"Pânico total"
O presidente do Supremo Tribunal Administrativo(STA), Jorge Aragão Seia, afirma que a instituição está em "pânico total", paralisada internamente após uma avalanche de decisões judiciais. Durante uma operação especial dos tribunais administrativos para o tratamento de processos de imigração pendentes, mais de 12 mil despachos e cerca de 7 mil sentenças inundaram o organismo em apenas um mês e meio. Este aumento avassalador afectou a capacidade de resposta da AIMA, conduzindo a uma desorganização aguda e a uma grave escassez de recursos.

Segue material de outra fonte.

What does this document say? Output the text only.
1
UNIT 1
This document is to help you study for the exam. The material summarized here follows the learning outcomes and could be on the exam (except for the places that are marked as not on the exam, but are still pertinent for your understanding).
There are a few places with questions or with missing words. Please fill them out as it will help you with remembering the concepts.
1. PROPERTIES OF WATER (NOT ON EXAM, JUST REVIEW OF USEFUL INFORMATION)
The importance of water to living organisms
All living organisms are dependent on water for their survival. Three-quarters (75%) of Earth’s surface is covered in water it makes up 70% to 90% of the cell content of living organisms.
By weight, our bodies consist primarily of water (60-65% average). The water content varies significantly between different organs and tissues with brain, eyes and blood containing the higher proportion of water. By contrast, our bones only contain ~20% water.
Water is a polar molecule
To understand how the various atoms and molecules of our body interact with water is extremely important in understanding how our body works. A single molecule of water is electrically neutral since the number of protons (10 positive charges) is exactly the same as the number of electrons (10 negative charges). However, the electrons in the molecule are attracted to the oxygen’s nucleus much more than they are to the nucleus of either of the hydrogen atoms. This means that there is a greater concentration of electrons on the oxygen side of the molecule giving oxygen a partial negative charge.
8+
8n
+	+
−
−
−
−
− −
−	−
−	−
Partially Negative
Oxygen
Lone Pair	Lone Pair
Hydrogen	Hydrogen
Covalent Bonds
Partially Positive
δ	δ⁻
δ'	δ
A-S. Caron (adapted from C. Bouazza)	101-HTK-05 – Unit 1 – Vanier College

A crise da jurisdição administrativa atingiu um ponto crítico a partir do verão de 2024, com os tribunais a receberem diariamente centenas de processos de cidadãos estrangeiros que procuram urgentemente regularizar a sua situação em Portugal.
Intervenção imediata
O volume de processos, que ascende já a 133.000, exige uma intervenção imediata. Em resposta, o sistema judicial mobilizou uma equipa extraordinária de 28 juízes que trabalham para além do horário normal. Embora este aumento afecte os serviços da AIMA, o dirigente do STA garante que os tribunais vão manter um ritmo incessante, afirmando que o sistema de justiça não pode permitir que os processos se acumulem sem respostas rápidas para os cidadãos.
Reforço dos efectivos
Como solução, o presidente do STA sublinha a necessidade urgente e crítica de um reforço massivo dos meios humanos e informáticos, apelando à criação imediata de uma força extraordinária de funcionários dedicados exclusivamente às notificações judiciais e ao atendimento ao público.
Jorge Aragão Seia insiste ainda em ajustamentos legislativos que introduzam maior flexibilidade no processo administrativo, permitindo que os imigrantes sem documentação permaneçam legalmente no país enquanto regularizam as pendências, e impedindo diretamente que os indeferimentos desencadeiem o afastamento automático.
O magistrado lançou ainda um aviso claro ao Executivo quanto às suas intenções de acelerar o afastamento forçado de cidadãos estrangeiros.
Sem alterações legislativas devidamente alinhadas com os regulamentos da UE, Aragão Seia adverte que o país se arrisca a uma vaga de acções judiciais e potenciais condenações ao pagamento de indemnizações por violação do direito europeu.
A par das questões relacionadas com a imigração, o sistema de justiça administrativa debate-se com a sua própria escassez de pessoal e com atrasos históricos, com estimativas que sugerem que são necessários pelo menos mais 60 juízes para resolver os casos pendentes e cumprir o objetivo de resolver todos os casos anteriores a 2025 até 2029.
Preocupação crescente
O panorama do sector é ainda marcado pela crescente preocupação do Supremo Tribunal relativamente ao aumento das manobras dilatórias e dos recursos abusivos, que já estão a ser penalizados como litigância de má-fé.
Ao mesmo tempo, o tribunal gere a pressão da justiça fiscal, onde cerca de 19 mil milhões de euros estão atualmente retidos em processos económicos de grande dimensão, como os que envolvem parques eólicos e fotovoltaicos.
Segundo o presidente do Supremo Tribunal Administrativo (STA), a inversão deste cenário global passa por uma reforma estrutural e pela aceleração da formação de novos juízes pelo Centro de Estudos Judiciários, reduzindo o período de formação para 2 anos, de forma a garantir uma resposta rápida às necessidades do país.